While the NASEM recommendations have been an important source of information for our extensive actions, there is still a lot of work ahead of us and the crisis has evolved in new directions. The opioid crisis has evolved beyond prescription opioids into a broader drug overdose crisis, largely driven by illicit fentanyl and its analogs. Other controlled substances, including benzodiazepines and stimulants (particularly methamphetamine), also are being used in combination with opioids. This crisis is killing more Americans than ever, and while overdose deaths are accelerating for all demographics, they are disproportionately affecting certain populations, such as non-Hispanic Black and non-Hispanic American Indian or Alaska Native populations. For these reasons, I recently introduced the FDA Overdose Prevention Framework to share our vision to undertake impactful, creative actions to prevent drug overdoses and reduce deaths. Addressing the overdose crisis is a top priority for me personally and the FDA. We remain committed to taking new steps to confront this crisis, including preserving appropriate access to controlled substances for patients who need them and expanding access to substance use disorder treatments.

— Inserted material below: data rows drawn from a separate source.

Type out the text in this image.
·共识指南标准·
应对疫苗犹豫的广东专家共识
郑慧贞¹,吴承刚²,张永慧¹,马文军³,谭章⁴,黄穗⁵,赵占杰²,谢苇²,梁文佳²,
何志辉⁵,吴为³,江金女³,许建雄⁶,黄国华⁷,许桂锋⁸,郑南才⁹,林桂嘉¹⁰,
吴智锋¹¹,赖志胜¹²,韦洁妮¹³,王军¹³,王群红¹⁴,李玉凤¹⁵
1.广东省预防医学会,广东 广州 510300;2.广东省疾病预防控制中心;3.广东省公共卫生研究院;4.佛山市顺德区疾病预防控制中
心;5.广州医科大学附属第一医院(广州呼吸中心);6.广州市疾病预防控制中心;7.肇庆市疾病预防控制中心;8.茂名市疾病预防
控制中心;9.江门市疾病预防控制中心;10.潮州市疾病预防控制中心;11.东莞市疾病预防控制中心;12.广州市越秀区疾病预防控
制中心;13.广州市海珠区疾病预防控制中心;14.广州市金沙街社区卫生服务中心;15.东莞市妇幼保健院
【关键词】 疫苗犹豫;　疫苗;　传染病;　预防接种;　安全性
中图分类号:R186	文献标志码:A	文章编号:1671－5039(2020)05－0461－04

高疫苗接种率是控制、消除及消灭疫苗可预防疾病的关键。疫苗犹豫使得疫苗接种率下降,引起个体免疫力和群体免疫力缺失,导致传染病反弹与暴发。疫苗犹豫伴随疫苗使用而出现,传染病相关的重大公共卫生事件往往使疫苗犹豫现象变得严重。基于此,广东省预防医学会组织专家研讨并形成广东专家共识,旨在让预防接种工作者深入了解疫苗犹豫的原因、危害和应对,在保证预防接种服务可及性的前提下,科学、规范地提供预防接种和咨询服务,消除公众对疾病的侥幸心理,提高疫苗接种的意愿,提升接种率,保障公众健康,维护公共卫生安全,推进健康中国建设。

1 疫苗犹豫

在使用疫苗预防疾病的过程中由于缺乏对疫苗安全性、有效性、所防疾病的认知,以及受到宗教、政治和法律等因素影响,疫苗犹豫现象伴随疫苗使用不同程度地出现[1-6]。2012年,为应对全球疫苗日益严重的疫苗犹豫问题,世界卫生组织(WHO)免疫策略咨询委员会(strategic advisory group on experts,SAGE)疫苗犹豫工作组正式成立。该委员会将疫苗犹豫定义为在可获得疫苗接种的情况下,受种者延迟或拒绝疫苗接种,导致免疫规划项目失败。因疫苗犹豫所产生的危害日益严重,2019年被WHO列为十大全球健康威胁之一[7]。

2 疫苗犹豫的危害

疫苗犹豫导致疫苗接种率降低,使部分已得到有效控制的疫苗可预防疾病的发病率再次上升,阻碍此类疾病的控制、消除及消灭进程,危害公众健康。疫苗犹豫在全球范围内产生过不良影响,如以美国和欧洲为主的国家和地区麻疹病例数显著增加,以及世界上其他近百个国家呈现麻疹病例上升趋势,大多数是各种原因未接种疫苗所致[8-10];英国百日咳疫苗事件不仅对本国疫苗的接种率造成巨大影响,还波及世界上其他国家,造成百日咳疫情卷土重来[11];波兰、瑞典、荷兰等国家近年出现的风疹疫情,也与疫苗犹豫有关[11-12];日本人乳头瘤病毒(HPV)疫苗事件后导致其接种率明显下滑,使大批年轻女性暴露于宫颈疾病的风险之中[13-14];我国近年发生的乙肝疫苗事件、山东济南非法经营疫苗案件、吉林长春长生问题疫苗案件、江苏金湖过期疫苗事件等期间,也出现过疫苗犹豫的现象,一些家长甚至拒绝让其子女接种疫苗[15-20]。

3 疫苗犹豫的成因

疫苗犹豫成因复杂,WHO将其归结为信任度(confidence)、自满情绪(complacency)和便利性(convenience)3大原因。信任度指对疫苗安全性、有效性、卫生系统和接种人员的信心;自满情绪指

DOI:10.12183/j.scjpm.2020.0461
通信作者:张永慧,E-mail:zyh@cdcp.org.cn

We also acknowledge that the FDA acting alone is not enough. We are working to implement the HHS Overdose Prevention Strategy with our HHS partners and to stop the influx of illicit fentanyl and its analogs with the DEA and Customs and Border Protection. We recognize the critical importance of working with patient groups, affected families, and the clinical community to define appropriate use of controlled substances, and then to diligently pursue implementation strategies that optimize benefit and minimize risks at the individual and population levels.